In the above section, we learned that if a circle with radius \( r \leq \frac{1}{2a} \) rolls down a parabola, the path created by the circle is smooth. If \( r \gt \frac{1}{2a} \), then the path reverses before proceeding forward.

Now, we focus on the parabolic cycloid itself, which has its own criss-crossing. The parabolic cycloid crosses its path if the circle is large. In this image, the parabola is green. The orange path is the cycloid. When the circle rolls down, it crosses the y-axis at X₁. Then, it reaches the relative maximum x-value at M₁. This is the largest x value, so the derivative will be 0 there.

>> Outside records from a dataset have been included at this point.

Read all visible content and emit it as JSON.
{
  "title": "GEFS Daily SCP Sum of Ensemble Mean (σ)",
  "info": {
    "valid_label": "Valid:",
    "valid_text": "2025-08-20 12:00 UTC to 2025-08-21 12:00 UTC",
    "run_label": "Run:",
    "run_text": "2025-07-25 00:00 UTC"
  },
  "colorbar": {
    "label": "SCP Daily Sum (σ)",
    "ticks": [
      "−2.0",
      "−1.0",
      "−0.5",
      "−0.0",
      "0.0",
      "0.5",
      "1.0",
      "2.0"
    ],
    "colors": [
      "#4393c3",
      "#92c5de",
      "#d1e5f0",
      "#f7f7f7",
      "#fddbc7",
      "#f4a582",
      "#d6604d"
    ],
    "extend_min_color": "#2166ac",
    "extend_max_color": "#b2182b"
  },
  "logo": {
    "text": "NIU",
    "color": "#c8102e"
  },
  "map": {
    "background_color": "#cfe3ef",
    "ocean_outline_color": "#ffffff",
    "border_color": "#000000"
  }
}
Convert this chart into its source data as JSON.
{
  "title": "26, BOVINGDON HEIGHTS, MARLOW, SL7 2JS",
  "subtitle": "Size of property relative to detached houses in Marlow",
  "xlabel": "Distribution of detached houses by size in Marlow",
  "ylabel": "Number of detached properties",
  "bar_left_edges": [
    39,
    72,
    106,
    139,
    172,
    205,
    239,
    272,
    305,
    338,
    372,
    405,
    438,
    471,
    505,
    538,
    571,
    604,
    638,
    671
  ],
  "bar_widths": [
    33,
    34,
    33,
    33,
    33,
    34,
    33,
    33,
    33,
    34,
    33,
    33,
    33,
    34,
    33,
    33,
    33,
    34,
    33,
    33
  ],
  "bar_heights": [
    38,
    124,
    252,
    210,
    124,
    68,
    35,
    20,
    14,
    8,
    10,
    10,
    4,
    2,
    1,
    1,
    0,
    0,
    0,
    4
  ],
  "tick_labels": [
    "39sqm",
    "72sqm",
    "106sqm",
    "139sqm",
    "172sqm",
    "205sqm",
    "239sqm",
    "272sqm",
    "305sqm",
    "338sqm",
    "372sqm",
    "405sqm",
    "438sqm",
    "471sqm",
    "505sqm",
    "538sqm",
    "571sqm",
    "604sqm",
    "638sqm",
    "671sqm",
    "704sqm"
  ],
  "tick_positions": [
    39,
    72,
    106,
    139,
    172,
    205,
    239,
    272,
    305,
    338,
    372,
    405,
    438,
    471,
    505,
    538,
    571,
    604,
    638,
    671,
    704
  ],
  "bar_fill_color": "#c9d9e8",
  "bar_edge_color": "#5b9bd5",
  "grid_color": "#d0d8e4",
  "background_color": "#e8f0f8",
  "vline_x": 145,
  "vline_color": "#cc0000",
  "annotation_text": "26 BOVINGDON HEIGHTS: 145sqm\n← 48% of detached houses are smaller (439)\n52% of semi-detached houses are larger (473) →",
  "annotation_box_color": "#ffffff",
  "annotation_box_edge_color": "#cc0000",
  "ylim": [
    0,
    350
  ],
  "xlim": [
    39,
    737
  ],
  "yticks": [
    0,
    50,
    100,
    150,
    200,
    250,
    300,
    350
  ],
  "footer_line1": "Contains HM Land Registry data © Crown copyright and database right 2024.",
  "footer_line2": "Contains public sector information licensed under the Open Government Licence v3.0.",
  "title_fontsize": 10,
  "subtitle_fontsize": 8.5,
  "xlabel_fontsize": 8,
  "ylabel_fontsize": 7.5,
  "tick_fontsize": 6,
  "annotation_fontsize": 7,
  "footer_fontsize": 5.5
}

Then, it touches the origin at X₂. Then, it reaches its relative minimum x-value at M₂ before crossing itself again at X₃. Both X₁ and X₂ are the same point but have a different t value.

So, here is our problem: What would the radius of the circle have to be to eliminate the crossing at points labeled X₁ and X₂?

Background for the Proof

To solve this, let’s understand how the x-values alone vary as the parameter t varies. We do not need to involve \( y(t) \) in this. Refer to the image above.

The curve in red is the \( x(t) \) curve graphed alone to see how the x-values of the cycloid fluctuate. The maximum of \( x(t) \) at N₁ corresponds to M₁. The minimum of \( x(t) \) at N₂ corresponds to M₂.

The blue curve \( x'(t) \) is the derivative of \( x(t) \). We can see the max and min are the zeros of \( x'(t) \).

If we want to get rid of the kink, the max M₁ and min M₂ have to disappear, meaning the max and min on \( x(t) \) have to be eliminated and the \( x'(t) \) cannot have any zeros. We have to find a and r which will eliminate these.

I have not found the proof but it seems the radius has to be \( r \le \frac{1}{4a} \) or \( ar \le \frac{1}{4} \) to make the kink disappear.

This image shows a circle with radius \( r = \frac{1}{4a} \). The circle’s center path in yellow is smooth and there is no kinking at the origin. The center of the circle will coincide with the focus when it rolls down, and the point on the circle will coincide with the origin. The Geogebra activity below allows you to play with the circle rolling. You can change a, r to see the effects. You can also zoom in to see the crisscrossing, since it is difficult to see that when zoomed out.

The radius is set to a fourth of the parabola coefficient. You can change it and zoom in to view the kinks. Remember that \( r \leq \frac{1}{2a} \) to see a smooth path traced by the circle’s center, and \( r \leq \frac{1}{4a} \) to not see any kinks on the cycloid path near the origin.